7. The Henry Ford Business Incubator. It can be a welcoming place for small businesses and entrepreneurs and non profits to get together and brainstorm big words to use in those grant applications. “The anomaly of our methodology indeed concurs and furthermore learning based identification requires a regimen of perceptive insightful endowment assistance financing.”

I’ve got an idea for a chain of restaurants myself — making what I like to call bean pizza. Basically, you get a regular frozen pepperoni and sausage pizza and dump a can of chili hot beans on it, then put it in the toaster oven for maybe 12 minutes. It’s wonderful. And it doesn’t have to be chili hot beans, either. Beanie weenies, pinto beans, navy beans and baby lima beans also should go good on pizza, especially with eggs.

6. The Henry Ford Free Bookstore. Like a library, sort of, only you’d call it a free bookstore and it would have Ford’s name on it.

5. The Ford Avenue Driving Academy and Range. Here’s where you can learn to A) Drive better and B) Practice your golf swing with a bucket of balls by seeing how many cars you can miss on Highway 144. C). You can also practice driving defensively by learning how to anticipate golf balls and swerve so they hit somebody else’s Land Rover because yours isn’t paid for either.

4. The Henry Ford Indoor Park. Or, the city’s living room. Yep, Richmond Hill is a welcoming town and loves to make you feel at home, so go on in and microwave some popcorn, pop open a cold refreshing beverage, take off your shoes, get in the recliner, grab the remote and find you something edifying to watch on the boob tube, courtesy taxpayers. I suggest binge watching anything with Bea Arthur in it. Boy is she funny.

3. The Henry Ford Community Bouncy House for Senior Citizens. Rubberize the floors and walls and pants and get the grannies to bouncing to the latest tunes from Glenn Miller’s Orchestra. What a fun way to relieve stress and get some exercise.

2. The Henry Ford Pembroke Mafia Football League Embassy. While it’s a little known fact at present, the truth is in about 25 years Pembroke is going to annex Richmond Hill so it’ll have a place to put people too upscale for the rest of us, and that means the Pembroke Mafia Football League might want to think about additional office space. Not that it has any office space now but down the road we might need some in which to expand operations.

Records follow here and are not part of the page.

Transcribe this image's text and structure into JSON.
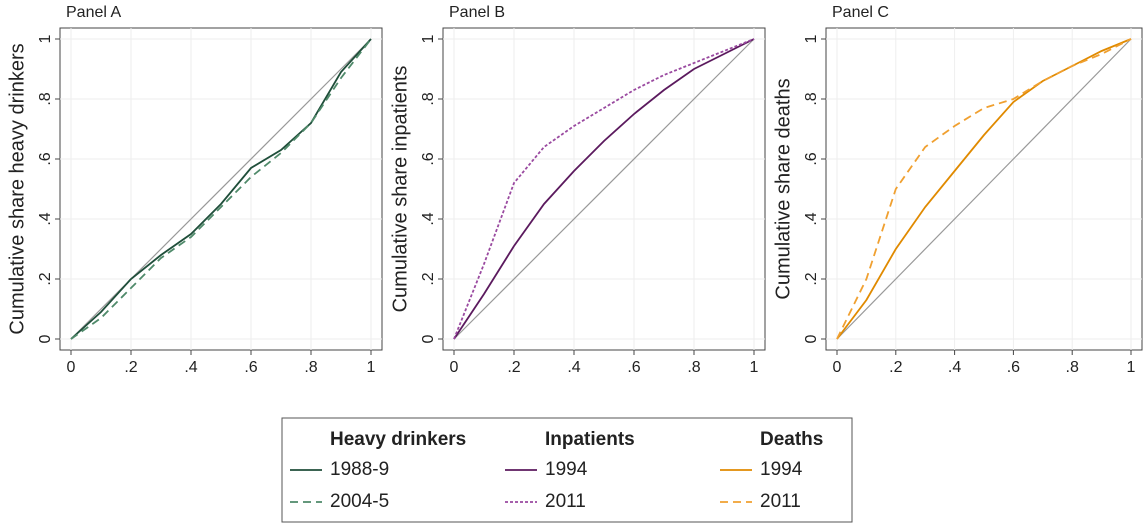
{
  "chart_data": [
    {
      "type": "line",
      "title": "Panel A",
      "ylabel": "Cumulative share heavy drinkers",
      "legend_title": "Heavy drinkers",
      "x": [
        0,
        0.1,
        0.2,
        0.3,
        0.4,
        0.5,
        0.6,
        0.7,
        0.8,
        0.9,
        1
      ],
      "series": [
        {
          "name": "1988-9",
          "color": "#1f4e3a",
          "line_style": "solid",
          "values": [
            0,
            0.09,
            0.2,
            0.28,
            0.35,
            0.45,
            0.57,
            0.63,
            0.72,
            0.89,
            1
          ]
        },
        {
          "name": "2004-5",
          "color": "#4f8a6a",
          "line_style": "dashed",
          "values": [
            0,
            0.07,
            0.17,
            0.27,
            0.34,
            0.44,
            0.54,
            0.62,
            0.72,
            0.87,
            1
          ]
        }
      ],
      "xlim": [
        0,
        1
      ],
      "ylim": [
        0,
        1
      ],
      "xticks": [
        0,
        {
          "value": 0.2,
          "label": ".2"
        },
        {
          "value": 0.4,
          "label": ".4"
        },
        {
          "value": 0.6,
          "label": ".6"
        },
        {
          "value": 0.8,
          "label": ".8"
        },
        1
      ],
      "yticks": [
        0,
        {
          "value": 0.2,
          "label": ".2"
        },
        {
          "value": 0.4,
          "label": ".4"
        },
        {
          "value": 0.6,
          "label": ".6"
        },
        {
          "value": 0.8,
          "label": ".8"
        },
        1
      ],
      "grid": true,
      "diagonal": true
    },
    {
      "type": "line",
      "title": "Panel B",
      "ylabel": "Cumulative share inpatients",
      "legend_title": "Inpatients",
      "x": [
        0,
        0.1,
        0.2,
        0.3,
        0.4,
        0.5,
        0.6,
        0.7,
        0.8,
        0.9,
        1
      ],
      "series": [
        {
          "name": "1994",
          "color": "#5b1a5e",
          "line_style": "solid",
          "values": [
            0,
            0.15,
            0.31,
            0.45,
            0.56,
            0.66,
            0.75,
            0.83,
            0.9,
            0.95,
            1
          ]
        },
        {
          "name": "2011",
          "color": "#9a4aa0",
          "line_style": "dotted",
          "values": [
            0,
            0.25,
            0.52,
            0.64,
            0.71,
            0.77,
            0.83,
            0.88,
            0.92,
            0.96,
            1
          ]
        }
      ],
      "xlim": [
        0,
        1
      ],
      "ylim": [
        0,
        1
      ],
      "xticks": [
        0,
        {
          "value": 0.2,
          "label": ".2"
        },
        {
          "value": 0.4,
          "label": ".4"
        },
        {
          "value": 0.6,
          "label": ".6"
        },
        {
          "value": 0.8,
          "label": ".8"
        },
        1
      ],
      "yticks": [
        0,
        {
          "value": 0.2,
          "label": ".2"
        },
        {
          "value": 0.4,
          "label": ".4"
        },
        {
          "value": 0.6,
          "label": ".6"
        },
        {
          "value": 0.8,
          "label": ".8"
        },
        1
      ],
      "grid": true,
      "diagonal": true
    },
    {
      "type": "line",
      "title": "Panel C",
      "ylabel": "Cumulative share deaths",
      "legend_title": "Deaths",
      "x": [
        0,
        0.1,
        0.2,
        0.3,
        0.4,
        0.5,
        0.6,
        0.7,
        0.8,
        0.9,
        1
      ],
      "series": [
        {
          "name": "1994",
          "color": "#e08a00",
          "line_style": "solid",
          "values": [
            0,
            0.13,
            0.3,
            0.44,
            0.56,
            0.68,
            0.79,
            0.86,
            0.91,
            0.96,
            1
          ]
        },
        {
          "name": "2011",
          "color": "#f0a030",
          "line_style": "dashed",
          "values": [
            0,
            0.2,
            0.5,
            0.64,
            0.71,
            0.77,
            0.8,
            0.86,
            0.91,
            0.95,
            1
          ]
        }
      ],
      "xlim": [
        0,
        1
      ],
      "ylim": [
        0,
        1
      ],
      "xticks": [
        0,
        {
          "value": 0.2,
          "label": ".2"
        },
        {
          "value": 0.4,
          "label": ".4"
        },
        {
          "value": 0.6,
          "label": ".6"
        },
        {
          "value": 0.8,
          "label": ".8"
        },
        1
      ],
      "yticks": [
        0,
        {
          "value": 0.2,
          "label": ".2"
        },
        {
          "value": 0.4,
          "label": ".4"
        },
        {
          "value": 0.6,
          "label": ".6"
        },
        {
          "value": 0.8,
          "label": ".8"
        },
        1
      ],
      "grid": true,
      "diagonal": true
    }
  ]
}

1. Henry Ford’s Paranormal Junior College Hogwarts for Haints. It’ll be a real haunted house, but with tour guides and sororities and fraternities and professors of the paranormal. That’s because for years the place was a funeral home and most of us with any education at all understand that if any place is going to be haunted with real ghosts, it’ll probably be at an undertaker’s.